I'm not sure what bearing that has on anything? Last time I installed Ubuntu it installed Unity but last time I checked many Linux systems were running fine without it.
Distribution: Debian Sid AMD64, Raspbian Wheezy, various VMs
Posts: 7,680
Rep:
Quote:
Originally Posted by CarpCharacin
I just don't want my computer to have an ultimate failure.
Having a swap partition will not protect your computer form "an ultimate failure". swap is a way of using hard drive space as RAM because RAM costs more than storage, end of. There's nothing magical going on here.
I just don't want my computer to have an ultimate failure.
All hardware will fail eventually.
The question is not "how do I prevent my computer from ever failing?" but rather "how do I mitigate the damage when hardware failure inevitably occurs?"
Buy a reputable brand of computer with a good warranty.
Back up your data.
That being said, what evidence do you have that a swap partition (or a swap file, or no swap at all) causes "ultimate failure"?

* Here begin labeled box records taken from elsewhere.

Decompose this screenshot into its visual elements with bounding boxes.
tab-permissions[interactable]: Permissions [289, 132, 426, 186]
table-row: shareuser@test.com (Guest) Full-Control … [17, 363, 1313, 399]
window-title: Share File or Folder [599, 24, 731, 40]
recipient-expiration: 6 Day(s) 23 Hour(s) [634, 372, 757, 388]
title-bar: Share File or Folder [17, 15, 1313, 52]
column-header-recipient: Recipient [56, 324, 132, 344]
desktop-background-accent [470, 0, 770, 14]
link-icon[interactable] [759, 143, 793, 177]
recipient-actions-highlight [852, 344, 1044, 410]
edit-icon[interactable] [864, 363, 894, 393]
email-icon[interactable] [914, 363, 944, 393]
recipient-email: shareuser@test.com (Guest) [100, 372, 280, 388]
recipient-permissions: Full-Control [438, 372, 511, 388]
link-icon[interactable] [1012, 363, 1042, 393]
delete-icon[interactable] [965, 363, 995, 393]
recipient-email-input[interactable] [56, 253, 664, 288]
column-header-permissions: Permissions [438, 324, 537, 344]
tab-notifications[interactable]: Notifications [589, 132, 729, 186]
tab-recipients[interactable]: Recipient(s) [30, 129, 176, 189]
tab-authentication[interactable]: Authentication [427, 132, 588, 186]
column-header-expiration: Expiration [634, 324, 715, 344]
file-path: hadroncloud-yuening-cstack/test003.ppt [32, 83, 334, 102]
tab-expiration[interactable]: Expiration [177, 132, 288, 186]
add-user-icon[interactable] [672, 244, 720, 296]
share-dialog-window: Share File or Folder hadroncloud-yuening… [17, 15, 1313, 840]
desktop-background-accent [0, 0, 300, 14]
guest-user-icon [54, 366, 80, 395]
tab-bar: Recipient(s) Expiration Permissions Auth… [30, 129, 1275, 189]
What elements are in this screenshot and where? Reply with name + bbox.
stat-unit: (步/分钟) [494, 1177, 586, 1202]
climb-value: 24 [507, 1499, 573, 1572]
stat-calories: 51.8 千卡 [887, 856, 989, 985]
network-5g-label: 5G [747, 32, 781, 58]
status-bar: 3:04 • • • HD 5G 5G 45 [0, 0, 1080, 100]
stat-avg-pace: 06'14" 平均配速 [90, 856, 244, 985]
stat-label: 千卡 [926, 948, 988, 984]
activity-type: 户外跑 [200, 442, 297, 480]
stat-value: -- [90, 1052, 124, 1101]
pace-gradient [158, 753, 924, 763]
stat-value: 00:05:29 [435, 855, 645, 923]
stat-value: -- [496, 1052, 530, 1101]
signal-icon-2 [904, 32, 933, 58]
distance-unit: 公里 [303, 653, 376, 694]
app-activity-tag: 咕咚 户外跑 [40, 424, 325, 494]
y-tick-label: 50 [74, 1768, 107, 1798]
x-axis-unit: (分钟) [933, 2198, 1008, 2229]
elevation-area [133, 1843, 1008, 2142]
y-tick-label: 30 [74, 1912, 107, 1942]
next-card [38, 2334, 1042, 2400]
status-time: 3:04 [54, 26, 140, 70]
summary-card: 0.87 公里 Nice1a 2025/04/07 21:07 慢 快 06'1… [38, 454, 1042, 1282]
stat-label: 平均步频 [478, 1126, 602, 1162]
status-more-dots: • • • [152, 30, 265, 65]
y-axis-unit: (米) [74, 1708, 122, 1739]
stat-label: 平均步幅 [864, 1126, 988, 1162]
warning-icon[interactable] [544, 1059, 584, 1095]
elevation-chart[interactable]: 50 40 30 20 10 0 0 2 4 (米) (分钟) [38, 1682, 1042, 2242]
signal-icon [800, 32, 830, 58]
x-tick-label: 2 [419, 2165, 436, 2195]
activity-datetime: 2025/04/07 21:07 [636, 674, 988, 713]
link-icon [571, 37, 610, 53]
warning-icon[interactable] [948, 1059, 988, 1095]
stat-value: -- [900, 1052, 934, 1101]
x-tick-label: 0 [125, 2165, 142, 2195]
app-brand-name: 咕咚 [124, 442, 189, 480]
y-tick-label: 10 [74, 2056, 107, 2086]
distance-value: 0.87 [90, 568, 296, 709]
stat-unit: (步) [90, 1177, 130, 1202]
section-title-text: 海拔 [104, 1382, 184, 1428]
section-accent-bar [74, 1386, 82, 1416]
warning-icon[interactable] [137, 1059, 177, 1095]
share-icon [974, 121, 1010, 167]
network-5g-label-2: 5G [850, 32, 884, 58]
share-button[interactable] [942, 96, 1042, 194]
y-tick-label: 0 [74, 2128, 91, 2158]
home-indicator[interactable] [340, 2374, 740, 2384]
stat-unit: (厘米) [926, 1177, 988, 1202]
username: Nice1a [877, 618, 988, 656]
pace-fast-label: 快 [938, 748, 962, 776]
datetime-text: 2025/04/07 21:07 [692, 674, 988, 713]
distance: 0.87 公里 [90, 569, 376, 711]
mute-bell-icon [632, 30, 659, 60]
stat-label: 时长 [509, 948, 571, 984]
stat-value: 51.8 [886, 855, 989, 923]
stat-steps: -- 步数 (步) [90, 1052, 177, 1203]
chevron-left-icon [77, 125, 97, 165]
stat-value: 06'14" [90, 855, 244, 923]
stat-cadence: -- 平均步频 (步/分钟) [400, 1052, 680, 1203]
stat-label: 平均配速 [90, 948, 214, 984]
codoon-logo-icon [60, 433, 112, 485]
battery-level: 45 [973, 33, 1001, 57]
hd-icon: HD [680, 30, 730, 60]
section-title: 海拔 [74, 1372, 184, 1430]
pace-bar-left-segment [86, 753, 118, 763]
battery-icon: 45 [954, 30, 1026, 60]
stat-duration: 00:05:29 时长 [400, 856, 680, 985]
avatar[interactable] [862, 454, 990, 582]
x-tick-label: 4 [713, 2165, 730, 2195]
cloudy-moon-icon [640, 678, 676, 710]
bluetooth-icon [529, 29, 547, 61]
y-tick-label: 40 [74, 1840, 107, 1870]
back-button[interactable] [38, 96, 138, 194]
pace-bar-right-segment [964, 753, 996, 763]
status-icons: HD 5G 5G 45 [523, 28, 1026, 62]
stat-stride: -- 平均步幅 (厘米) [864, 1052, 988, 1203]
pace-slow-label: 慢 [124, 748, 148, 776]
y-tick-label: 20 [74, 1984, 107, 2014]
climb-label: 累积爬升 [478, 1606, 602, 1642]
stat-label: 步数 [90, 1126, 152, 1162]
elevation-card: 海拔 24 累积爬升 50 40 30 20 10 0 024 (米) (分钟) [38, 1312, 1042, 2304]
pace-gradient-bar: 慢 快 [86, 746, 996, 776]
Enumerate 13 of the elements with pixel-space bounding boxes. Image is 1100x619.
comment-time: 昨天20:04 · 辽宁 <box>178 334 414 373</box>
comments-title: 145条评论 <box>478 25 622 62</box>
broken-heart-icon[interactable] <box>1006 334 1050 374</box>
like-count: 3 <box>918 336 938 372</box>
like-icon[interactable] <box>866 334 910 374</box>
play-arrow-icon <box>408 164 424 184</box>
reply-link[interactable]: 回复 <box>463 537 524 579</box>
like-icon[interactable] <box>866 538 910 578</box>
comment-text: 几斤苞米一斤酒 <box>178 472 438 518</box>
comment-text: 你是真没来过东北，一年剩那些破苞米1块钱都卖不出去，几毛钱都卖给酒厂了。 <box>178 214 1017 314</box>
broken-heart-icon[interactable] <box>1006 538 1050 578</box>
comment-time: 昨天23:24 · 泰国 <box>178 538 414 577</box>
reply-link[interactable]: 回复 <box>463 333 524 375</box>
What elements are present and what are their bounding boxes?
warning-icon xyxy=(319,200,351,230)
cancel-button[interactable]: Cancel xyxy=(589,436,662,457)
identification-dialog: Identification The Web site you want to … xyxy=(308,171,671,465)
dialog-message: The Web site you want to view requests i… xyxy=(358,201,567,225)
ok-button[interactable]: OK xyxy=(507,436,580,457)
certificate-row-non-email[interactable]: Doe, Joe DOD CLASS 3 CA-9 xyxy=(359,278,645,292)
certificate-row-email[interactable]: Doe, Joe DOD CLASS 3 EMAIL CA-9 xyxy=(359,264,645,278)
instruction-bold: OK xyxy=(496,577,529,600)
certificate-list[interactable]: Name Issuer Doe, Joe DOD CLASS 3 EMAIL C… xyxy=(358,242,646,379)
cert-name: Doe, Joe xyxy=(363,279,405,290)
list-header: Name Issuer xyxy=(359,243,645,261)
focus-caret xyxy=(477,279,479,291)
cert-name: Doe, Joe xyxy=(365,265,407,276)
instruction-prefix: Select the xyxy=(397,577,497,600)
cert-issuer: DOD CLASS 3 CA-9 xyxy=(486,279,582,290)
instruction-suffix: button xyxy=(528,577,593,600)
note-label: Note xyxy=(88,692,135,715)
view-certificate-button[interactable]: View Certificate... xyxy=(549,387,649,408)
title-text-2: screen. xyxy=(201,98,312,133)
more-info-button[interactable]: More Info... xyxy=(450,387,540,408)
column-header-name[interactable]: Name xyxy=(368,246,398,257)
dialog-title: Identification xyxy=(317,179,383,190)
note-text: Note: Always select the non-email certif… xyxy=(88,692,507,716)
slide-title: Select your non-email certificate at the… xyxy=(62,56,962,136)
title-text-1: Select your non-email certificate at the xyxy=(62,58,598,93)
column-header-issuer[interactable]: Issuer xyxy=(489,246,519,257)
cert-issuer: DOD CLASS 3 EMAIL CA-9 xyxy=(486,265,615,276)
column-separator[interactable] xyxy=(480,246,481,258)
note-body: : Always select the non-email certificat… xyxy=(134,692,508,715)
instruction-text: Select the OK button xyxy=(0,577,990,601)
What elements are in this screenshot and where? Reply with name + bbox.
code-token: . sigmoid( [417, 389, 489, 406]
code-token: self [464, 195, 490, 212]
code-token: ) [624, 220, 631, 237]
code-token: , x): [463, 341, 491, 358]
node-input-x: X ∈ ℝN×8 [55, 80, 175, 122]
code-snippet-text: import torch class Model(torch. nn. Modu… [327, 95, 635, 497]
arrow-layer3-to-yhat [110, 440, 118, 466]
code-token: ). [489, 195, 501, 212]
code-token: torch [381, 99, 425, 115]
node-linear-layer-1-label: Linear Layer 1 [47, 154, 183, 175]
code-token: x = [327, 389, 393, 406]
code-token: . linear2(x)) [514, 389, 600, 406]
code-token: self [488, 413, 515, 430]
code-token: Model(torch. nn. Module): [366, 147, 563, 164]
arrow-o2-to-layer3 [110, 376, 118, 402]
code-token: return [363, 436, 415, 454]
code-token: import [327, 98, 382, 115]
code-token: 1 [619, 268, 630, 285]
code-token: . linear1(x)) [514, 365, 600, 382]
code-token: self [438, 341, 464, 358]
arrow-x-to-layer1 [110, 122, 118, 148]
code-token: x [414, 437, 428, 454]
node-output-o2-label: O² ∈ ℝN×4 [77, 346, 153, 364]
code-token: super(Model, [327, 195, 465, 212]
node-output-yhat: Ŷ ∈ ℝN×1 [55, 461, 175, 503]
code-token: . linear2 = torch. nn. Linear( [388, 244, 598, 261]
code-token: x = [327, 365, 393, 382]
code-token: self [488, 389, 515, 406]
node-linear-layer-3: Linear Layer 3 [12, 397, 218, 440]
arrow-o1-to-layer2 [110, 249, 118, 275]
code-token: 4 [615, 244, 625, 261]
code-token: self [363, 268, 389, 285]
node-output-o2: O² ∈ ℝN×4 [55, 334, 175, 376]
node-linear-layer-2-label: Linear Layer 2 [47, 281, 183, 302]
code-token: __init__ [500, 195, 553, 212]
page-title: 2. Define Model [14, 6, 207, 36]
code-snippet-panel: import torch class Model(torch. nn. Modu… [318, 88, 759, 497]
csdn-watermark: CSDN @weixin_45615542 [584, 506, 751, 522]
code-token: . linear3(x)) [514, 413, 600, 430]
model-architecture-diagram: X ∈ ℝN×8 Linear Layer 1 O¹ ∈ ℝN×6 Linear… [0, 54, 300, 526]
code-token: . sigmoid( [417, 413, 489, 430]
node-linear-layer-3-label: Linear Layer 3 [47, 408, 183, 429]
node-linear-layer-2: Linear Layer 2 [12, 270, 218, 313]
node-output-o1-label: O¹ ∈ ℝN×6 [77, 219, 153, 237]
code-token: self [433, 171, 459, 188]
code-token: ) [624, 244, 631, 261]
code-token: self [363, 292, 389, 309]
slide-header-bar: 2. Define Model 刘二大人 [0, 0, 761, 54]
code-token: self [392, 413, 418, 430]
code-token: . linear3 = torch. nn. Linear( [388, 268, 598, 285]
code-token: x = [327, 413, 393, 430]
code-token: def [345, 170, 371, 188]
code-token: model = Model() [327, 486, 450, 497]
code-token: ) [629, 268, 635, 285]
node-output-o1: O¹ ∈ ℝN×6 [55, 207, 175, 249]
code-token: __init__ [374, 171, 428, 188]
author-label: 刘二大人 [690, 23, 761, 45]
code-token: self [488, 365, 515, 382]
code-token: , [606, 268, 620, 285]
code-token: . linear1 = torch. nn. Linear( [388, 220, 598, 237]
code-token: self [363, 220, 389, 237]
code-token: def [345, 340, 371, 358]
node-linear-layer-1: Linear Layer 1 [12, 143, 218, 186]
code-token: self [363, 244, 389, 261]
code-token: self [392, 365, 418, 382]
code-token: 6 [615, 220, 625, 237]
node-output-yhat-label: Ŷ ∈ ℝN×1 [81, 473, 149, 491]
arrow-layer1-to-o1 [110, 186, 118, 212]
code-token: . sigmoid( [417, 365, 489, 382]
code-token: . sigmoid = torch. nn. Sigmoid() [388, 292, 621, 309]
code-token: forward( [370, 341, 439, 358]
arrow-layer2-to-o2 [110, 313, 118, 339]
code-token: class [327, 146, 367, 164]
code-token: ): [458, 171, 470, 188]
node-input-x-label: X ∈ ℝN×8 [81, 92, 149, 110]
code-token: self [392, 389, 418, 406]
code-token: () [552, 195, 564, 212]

Location: Montreal, Quebec and Dartmouth, Nova Scotia CANADA
Distribution: Arch, AntiX, ArtiX
Posts: 1,364
Rep:
CarpCharacin: Here are my suggestions:
- One single root (/) partition
- Do not hibernate - what is the advantage to this ? If you want to stop using the computer for any length of time, just shut down. Arch being a rolling release, you're going to be rebooting frequently enough anyway, what with all the kernel updates ...
- No swap partition
- If after sufficient experience, you feel the need for swapping (incredibly unlikely with 64 Gb of RAM), create a swap file or repartition if for some reason you must.
Ok, I am not using a swap partition. I had trouble installing arch, so I downloaded that arch anywhere iso, the one with the installer and I am installing it now. It is working good.